Каково же было ее удивление, – да мало сказать удивление, она просто остолбенела, – когда, подойдя к лестнице, увидела его сапоги на том самом месте, где он всегда оставлял их, ложась спать. Она поднялась наверх, отворила дверь в спальню – на кровати крепким сном спал Уильям. Как могло случиться, что она не видела и даже не слышала, как он вернулся? Разве что он тихонько пробрался у нее за спиной, пока она возилась с утюгами? Да и то навряд ли: не может быть, чтобы она его не заметила, ведь комната совсем маленькая. Однако будить и расспрашивать мужа ей не хотелось, и в полной растерянности и тревоге она легла спать, так и не разгадав этой загадки.

Наутро он встал и ушел из дому очень рано, когда жена еще спала. Она с нетерпением ждала его к завтраку. Как он объяснит вчерашнее происшествие? И чем больше думала она об этом теперь, средь бела дня, тем все более странным и непонятным казалось ей то, что произошло ночью. Но когда он пришел и сел за стол, она и рта не успела раскрыть, как он спросил:

– Что это там написано на двери?

Она объяснила ему и спросила, зачем он выходил ночью из дома. Но Уильям ответил, что он как вошел в спальню, так уж больше и не выходил, разулся, лег и тут же заснул и спал без просыпу, пока часы не пробили пять, а тогда встал и отправился на работу.

Бетти Прайветт готова была поклясться, что он выходил из дома, в этом она была совершенно уверена, как и в том, что он не возвращался. Но она так растревожилась, что не стала с ним спорить и заговорила о другом, словно все это и в самом деле ей только примерещилось.

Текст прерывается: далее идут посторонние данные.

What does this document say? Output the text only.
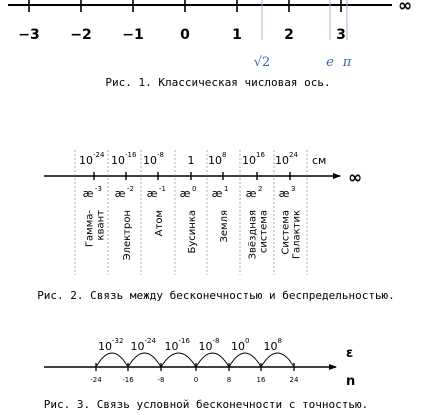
−3 −2 −1	0	1	2	3
√2	e π
∞
Рис. 1. Классическая числовая ось.
10 -24 10 -16 10 -8 1 10 8 10 16 10 24 см
∞
æ -3 æ -2 æ -1 æ 0 æ 1 æ 2 æ 3
Гамма- квант Электрон Атом Бусинка Земля Звёздная система Система Галактик
Рис. 2. Связь между бесконечностью и беспредельностью.
10 -32 10 -24 10 -16 10 -8 10 0 10 8
-24	-16	-8	0	8	16	24
ε
n
Рис. 3. Связь условной бесконечности с точностью.
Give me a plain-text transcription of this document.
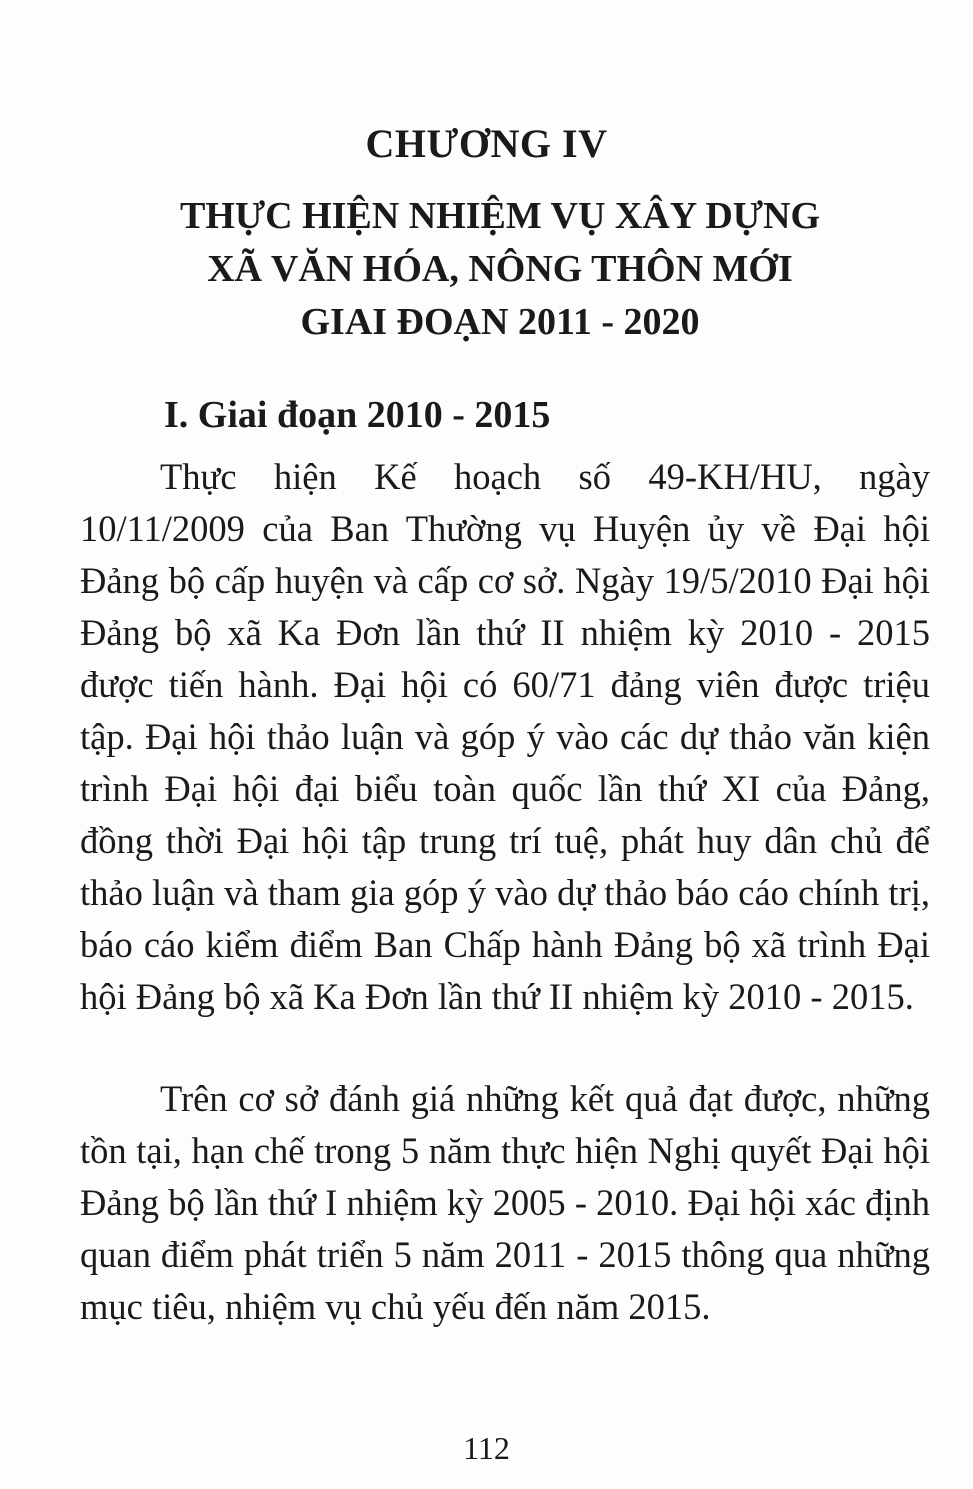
CHƯƠNG IV
THỰC HIỆN NHIỆM VỤ XÂY DỰNG
XÃ VĂN HÓA, NÔNG THÔN MỚI
GIAI ĐOẠN 2011 - 2020
I. Giai đoạn 2010 - 2015

Thực hiện Kế hoạch số 49-KH/HU, ngày 10/11/2009 của Ban Thường vụ Huyện ủy về Đại hội Đảng bộ cấp huyện và cấp cơ sở. Ngày 19/5/2010 Đại hội Đảng bộ xã Ka Đơn lần thứ II nhiệm kỳ 2010 - 2015 được tiến hành. Đại hội có 60/71 đảng viên được triệu tập. Đại hội thảo luận và góp ý vào các dự thảo văn kiện trình Đại hội đại biểu toàn quốc lần thứ XI của Đảng, đồng thời Đại hội tập trung trí tuệ, phát huy dân chủ để thảo luận và tham gia góp ý vào dự thảo báo cáo chính trị, báo cáo kiểm điểm Ban Chấp hành Đảng bộ xã trình Đại hội Đảng bộ xã Ka Đơn lần thứ II nhiệm kỳ 2010 - 2015.

Trên cơ sở đánh giá những kết quả đạt được, những tồn tại, hạn chế trong 5 năm thực hiện Nghị quyết Đại hội Đảng bộ lần thứ I nhiệm kỳ 2005 - 2010. Đại hội xác định quan điểm phát triển 5 năm 2011 - 2015 thông qua những mục tiêu, nhiệm vụ chủ yếu đến năm 2015.

112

В тот же день идет она по улице и встречает дочку Джима Уидла – Нэнси.

– Что это ты как будто не выспалась сегодня, Нэнси? – говорит она ей.

– Ваша правда, миссис Прайветт, – отвечает Нэнси. – Вы только никому про это не говорите, а вам я, пожалуй, расскажу. Вчера ведь был канун Иванова дня, мы собрались и пошли к церкви, а домой вернулись уж за полночь.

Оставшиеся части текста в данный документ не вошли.